The widely derided comments of Bill Richardson come especially to mind. After responding to Melissa Etheridge that he thought homosexuality was, in fact, a "choice," rather than a product of biological destiny, Richardson was greeted with incredulous glances and asked if he had "understood the question." Now I think BR is a bit of a buffoon, and his apology the next day made it look as if he didn't have much clue on this issue period. Still, it's not a real debate if the candidates are all required to offer the same answer, one that reflects more on the ideological purism of the gay rights movement than any scientific or philosophical consensus. Is it too hard to say that sexual identity is a complex phenomenon that likely includes elements of biology, conditioning, experience, and (yes) choice? The claim that it is 100% biology is driven more by the imperatives of equal protection law (establishing an "accident of birth" criteria for strict scrutiny) and the desire to avoid the moral blame assigned to gays by conservatives than by anything else. If even racial identity can in some measure be chosen, why not sexuality?

I don't share the conservative view that "choosing" gay would be inherently sinful or blameworthy, and I suspect that gays a generation from now will be confident enough in their choices to acknowledge that biology is not necessarily destiny.
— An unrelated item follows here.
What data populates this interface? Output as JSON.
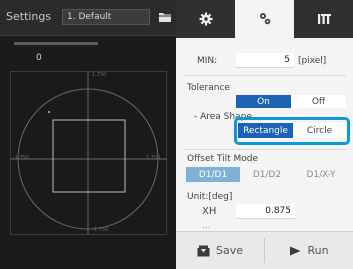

After all, the American identity involves the effort to craft an individual identity that struggles both within and against the given. Calvinst predestination has always been an awkward fit and ironic influence here, whether we're talking salvation or sin. How strange that a liberation movement would adopt the logic of the Puritan.

1 Comments:

At 8:07 AM, Blogger Number Three said...

Is it too hard to say that sexual identity is a complex phenomenon that likely includes elements of biology, conditioning, experience, and (yes) choice?

I'm afraid, in politics, that it is. This is not an abstract question of political philosophy (or a multiple regression model). The characterization of sexual orientation (as choice or as biology) has important consequences for how actual living and breathing human beings will be seen and, more importantly, treated. So even if the underlying truth is complex, most people (voters) aren't ever going to wrestle with that complexity, and allowing for complexity gives too much leeway to the enemies of fair treatment. So politically, it's important that there's a simple answer to the question.

And, I'm not sure that the underlying issue is all that complex, or that choice is a significant part of the equation, for most people, at minimum.